Türkiye finans-kapitalinin ilk büyük birikimi Osmanlı toplumunun zanaatçısı olarak da nitelenebilecek Ermenilerin can, mal ve topraklarının bir soykırım aracılığıyla yağmalanması ile gerçekleştirildi. 16. Yüzyıl İspanyası için Güney Amerika, 18. Yüzyıl İngiltere’si için Hindistan, 19. Yüzyıl ABD’si için Kızılderili toprakları ve Afrikalı bedeni ne idiyse İttihat ve Terakki’nin yaratmaya ant içtiği Müslüman burjuvazi için de Ermenilerin binlerce yıllık birikimi bu işlevi gördü. Cumhuriyet döneminde de Trakya ve Çanakkale pogromlarında, Varlık Vergisi’nde, 6-7 Eylül’de hep aynı çark işledi. Türkiye’nin en zengin aileleri ilk servetlerini Çukurova’da Ermenilerden zapt ettikleri topraklardan ele geçirdiler. Türkiye’de finans kapitalin arkeolojisi üzerinde Ayşe Buğra’nın kimi çalışmaları dışında tatmin edici bir çalışma yapılmadı, yapılsa ırkçılık ile sermaye birikimi arasındaki ilişkiyi çok daha yakından görebileceğiz.

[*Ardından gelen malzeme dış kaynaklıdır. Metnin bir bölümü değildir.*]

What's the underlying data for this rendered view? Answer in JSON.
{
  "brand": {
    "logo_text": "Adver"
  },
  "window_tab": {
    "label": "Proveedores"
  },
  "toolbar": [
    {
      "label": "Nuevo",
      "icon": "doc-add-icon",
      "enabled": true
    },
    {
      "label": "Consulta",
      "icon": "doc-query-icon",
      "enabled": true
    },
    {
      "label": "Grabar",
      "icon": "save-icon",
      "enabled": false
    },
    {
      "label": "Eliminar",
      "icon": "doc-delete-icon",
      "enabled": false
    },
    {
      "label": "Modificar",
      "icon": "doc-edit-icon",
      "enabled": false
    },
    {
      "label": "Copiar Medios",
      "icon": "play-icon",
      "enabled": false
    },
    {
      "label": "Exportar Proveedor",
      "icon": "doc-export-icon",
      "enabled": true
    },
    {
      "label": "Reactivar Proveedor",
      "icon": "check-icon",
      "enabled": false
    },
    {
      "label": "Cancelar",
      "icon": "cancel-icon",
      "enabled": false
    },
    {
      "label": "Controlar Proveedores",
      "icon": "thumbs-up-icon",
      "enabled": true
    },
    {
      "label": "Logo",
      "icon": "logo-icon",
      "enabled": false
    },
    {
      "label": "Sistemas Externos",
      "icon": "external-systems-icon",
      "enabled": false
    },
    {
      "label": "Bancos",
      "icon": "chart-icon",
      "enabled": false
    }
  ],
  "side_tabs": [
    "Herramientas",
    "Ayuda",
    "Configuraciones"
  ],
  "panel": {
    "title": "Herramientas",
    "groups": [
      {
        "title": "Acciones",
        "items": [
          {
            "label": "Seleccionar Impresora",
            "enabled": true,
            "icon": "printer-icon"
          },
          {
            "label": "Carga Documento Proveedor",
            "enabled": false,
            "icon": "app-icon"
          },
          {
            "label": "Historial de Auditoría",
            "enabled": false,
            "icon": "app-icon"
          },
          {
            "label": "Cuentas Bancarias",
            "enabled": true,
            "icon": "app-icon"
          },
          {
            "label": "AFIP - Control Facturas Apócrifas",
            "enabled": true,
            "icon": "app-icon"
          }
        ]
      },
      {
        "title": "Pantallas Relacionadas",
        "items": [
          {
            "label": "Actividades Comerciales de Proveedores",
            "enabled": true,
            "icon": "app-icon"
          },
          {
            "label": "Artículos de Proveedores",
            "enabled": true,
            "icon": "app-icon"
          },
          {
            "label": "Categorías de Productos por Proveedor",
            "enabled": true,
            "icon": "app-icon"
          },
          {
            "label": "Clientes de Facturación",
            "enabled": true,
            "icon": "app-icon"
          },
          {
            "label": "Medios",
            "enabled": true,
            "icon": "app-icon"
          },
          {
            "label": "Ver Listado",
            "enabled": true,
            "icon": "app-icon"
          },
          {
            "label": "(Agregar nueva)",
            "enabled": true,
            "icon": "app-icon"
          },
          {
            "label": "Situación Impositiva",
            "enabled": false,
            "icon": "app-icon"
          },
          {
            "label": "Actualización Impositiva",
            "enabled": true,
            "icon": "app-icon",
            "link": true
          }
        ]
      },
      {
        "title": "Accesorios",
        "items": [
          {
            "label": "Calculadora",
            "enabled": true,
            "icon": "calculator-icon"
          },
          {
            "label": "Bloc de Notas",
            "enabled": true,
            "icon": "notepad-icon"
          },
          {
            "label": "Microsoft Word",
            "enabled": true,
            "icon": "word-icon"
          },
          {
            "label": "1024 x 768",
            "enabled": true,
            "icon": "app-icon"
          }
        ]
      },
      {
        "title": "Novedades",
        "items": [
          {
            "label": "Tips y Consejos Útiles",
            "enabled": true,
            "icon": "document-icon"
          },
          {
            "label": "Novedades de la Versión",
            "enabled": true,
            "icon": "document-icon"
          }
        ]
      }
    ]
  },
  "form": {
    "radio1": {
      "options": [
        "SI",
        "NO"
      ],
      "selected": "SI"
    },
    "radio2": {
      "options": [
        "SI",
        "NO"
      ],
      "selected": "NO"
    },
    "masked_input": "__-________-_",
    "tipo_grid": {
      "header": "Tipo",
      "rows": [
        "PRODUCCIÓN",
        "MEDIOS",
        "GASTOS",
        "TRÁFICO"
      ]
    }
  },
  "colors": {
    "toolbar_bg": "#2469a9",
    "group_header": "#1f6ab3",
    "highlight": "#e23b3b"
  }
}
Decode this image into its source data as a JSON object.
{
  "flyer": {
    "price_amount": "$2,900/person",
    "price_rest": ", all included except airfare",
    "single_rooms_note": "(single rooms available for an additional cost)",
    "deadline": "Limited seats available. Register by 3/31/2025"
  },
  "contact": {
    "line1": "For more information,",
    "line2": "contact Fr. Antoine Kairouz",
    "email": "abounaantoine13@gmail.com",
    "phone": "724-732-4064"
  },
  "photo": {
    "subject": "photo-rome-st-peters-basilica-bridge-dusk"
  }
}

1960’larla birlikte sermayenin yüksek gümrük duvarı korumalı ithal ikameci sermaye politikalar yoluyla semirtilmesi yıllarıydı. Kırlardan topraksızlaşarak kentlere akan “özgür” işçiler sanayiye ucuz işgücü sağlıyorlardı. Kente akın akın gelen işçilerin konut sorununun çözümü için sermayeye yük olmayacak bir çözüm geliştirildi. Osmanlı’dan miras kalan kamusal topraklar, yerleşim için kente yeni gelen işçilere tahsis edildi. Sermaye ve devleti kanını iliğine kadar sömürdükleri işçilerin barınma sorununun çözümünü, yine işçilerin omuzlarına yıktı. Dünyanın en planlı ve düzenli kentlerini kurma imkanına sahipken (var olan kentsel toprakların çok büyük kısmının kamusal toprak olmasından mütevellit) sanayi işletmelerinin hareketini takip ederek gezen çarpık ve düzensiz bir kentleşme aracılığıyla daracık sokaklı, ağacı ve meydanı olmayan mahalleler yaratıldı. Düzen en kritik momentlerde bu arazilerin mülkiyetini, tapuları bir koz olarak kullanarak ezilenlerin rızasını temin etti. Kentlerimiz ve yaşam alanlarımız ise bu sürecin bedelini çok ağır ödedi. Kentsel taşınmazların bir tür sosyal güvenlik sistemi gibi işlev gördüğü ama son kertede sermayenin yağmasına ve düzenin istikrarına yol veren bir mekanizma hiç durmadan işledi. Hala da işlemeye devam ediyor. 20 yıl boyunca desteklenen ve teşvik edilen sermaye ise en sonunda işçilerin tüm toplumsal kazanımlarının sona erdirildiği bir askeri darbeye yol verdiler. Pek muteber iş adamları “şimdiye kadar hep işçiler güldü artık gülen taraf biz olacağız” dediler. İşçi ücretleri 78’deki seviyesine ancak 89 Bahar Eylemleri sonrasında ulaşabildi. 12 Eylül sözde yargılanırken Türkiye finans kapitalinin darbeciliğini sorgulamak kimsenin aklına bile gelmedi. TÜSİAD’a laf koyma popülizmini kullanmayı pek seven Erdoğan bile işin bu yanına hiç girmedi.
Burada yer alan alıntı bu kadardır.